Millennials lived through two recessions before the age of 40 that significantly influenced their job prospects, earning opportunities, and ability to pay down debt—entering the workforce during one of the most challenging job markets. For millennials between the ages of 16 to 24 during the 2007 to 2009 recession, the unemployment rate hit a high of 19%, compared to a high of 7% to 9% for older generations.
The COVID-19 pandemic set this generation back as well, considerably depleting wealth that was built by this generation during its recovery period. According to the same Georgetown University study, 38% of millennials received or sought financial help or assistance during the pandemic, and 35% reported having spent their savings or delayed saving/paying off debt.
According to data from the U.S. Census Bureau, the median millennial household pre-tax income was $71,566 in 2020, and many workers across all generations report that they are not earning enough.

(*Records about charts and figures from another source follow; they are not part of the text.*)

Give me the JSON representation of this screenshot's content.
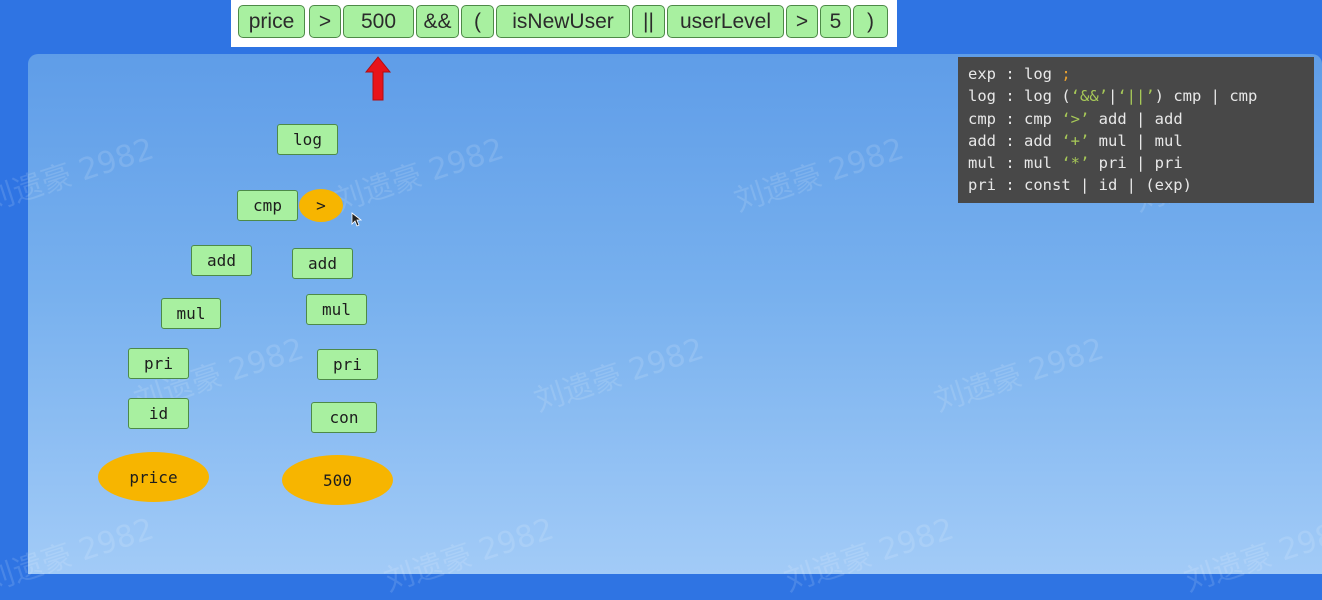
{
  "tokens": [
    "price",
    ">",
    "500",
    "&&",
    "(",
    "isNewUser",
    "||",
    "userLevel",
    ">",
    "5",
    ")"
  ],
  "tree": {
    "log": "log",
    "cmp": "cmp",
    "op": ">",
    "left": {
      "add": "add",
      "mul": "mul",
      "pri": "pri",
      "id": "id",
      "leaf": "price"
    },
    "right": {
      "add": "add",
      "mul": "mul",
      "pri": "pri",
      "con": "con",
      "leaf": "500"
    }
  },
  "grammar": {
    "rules": [
      {
        "lhs": "exp",
        "rhs_pre": "log ",
        "semi": ";"
      },
      {
        "lhs": "log",
        "rhs_pre": "log (",
        "str1": "‘&&’",
        "mid1": "|",
        "str2": "‘||’",
        "rhs_post": ") cmp | cmp"
      },
      {
        "lhs": "cmp",
        "rhs_pre": "cmp ",
        "str1": "‘>’",
        "rhs_post": " add | add"
      },
      {
        "lhs": "add",
        "rhs_pre": "add ",
        "str1": "‘+’",
        "rhs_post": " mul | mul"
      },
      {
        "lhs": "mul",
        "rhs_pre": "mul ",
        "str1": "‘*’",
        "rhs_post": " pri | pri"
      },
      {
        "lhs": "pri",
        "rhs_pre": "const | id | (exp)"
      }
    ]
  },
  "watermark": "刘遗豪 2982",
  "colors": {
    "node_fill": "#a8f0a0",
    "leaf_fill": "#f7b500",
    "arrow": "#e8141a",
    "grammar_bg": "#484848"
  }
}
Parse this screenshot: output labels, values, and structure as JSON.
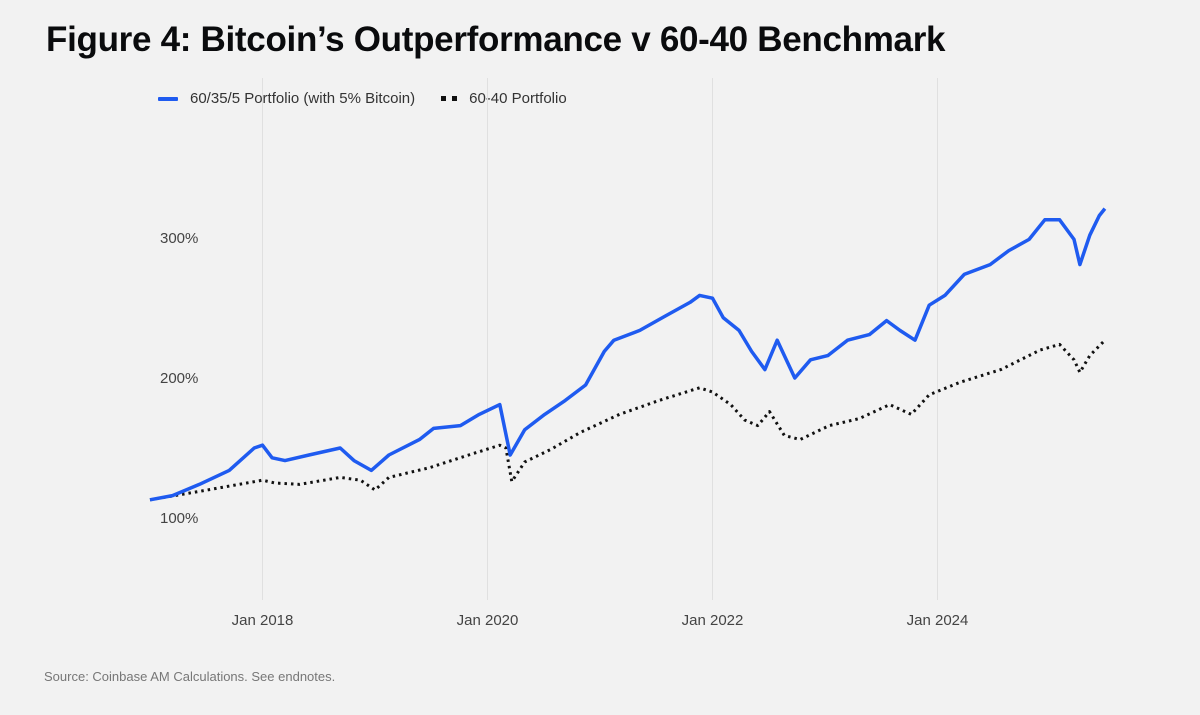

Two-thirds of American workers report that their salaries are not keeping pace with inflation, and the percentage of employees considering quitting a job is at a four-year high, according to a new CNBC survey in partnership with Momentive.
Experts say that there are ways members of this generation can get back on track and build their net worths.
Make a plan to pay down student debt. Student loan debt can be a massive liability that drags down your net worth unless you make a plan to consistently chip away at your debt. Debt repayment strategies like the snowball or avalanche method can help you get a better understanding of your loans, interest rates, and how to best tackle your debt according to your income and repayment style.
Secure adequate insurance coverage. Insurance is the safety net that protects your finances and most important assets when the unexpected happens. Making sure that you have enough coverage to protect all of your assets is key to maintaining a strong net worth. "There could be significant setbacks to your future if you lose your ability to earn income in these years from a disability or the death of your spouse. If you have children, come up with a plan for education costs if that’s important to you,” says Ward. “Your insurance plan must be solid.”
Don’t slack on your retirement savings. Don’t leave any money for retirement on the table. Ward suggests maxing out your employer-sponsored retirement account so that you can benefit from any contribution matches your employer may provide. In addition to maxing out that match, saving consistently over time is essential—no matter what the market does. “For Gen Z and millennials, market swings can actually be a good thing,” says Kendall Meade, certified financial planner at SoFi. “By making regular contributions to their investments and retirement accounts, they are making these fluctuations work to their benefit. A recession can actually be a great buying opportunity.”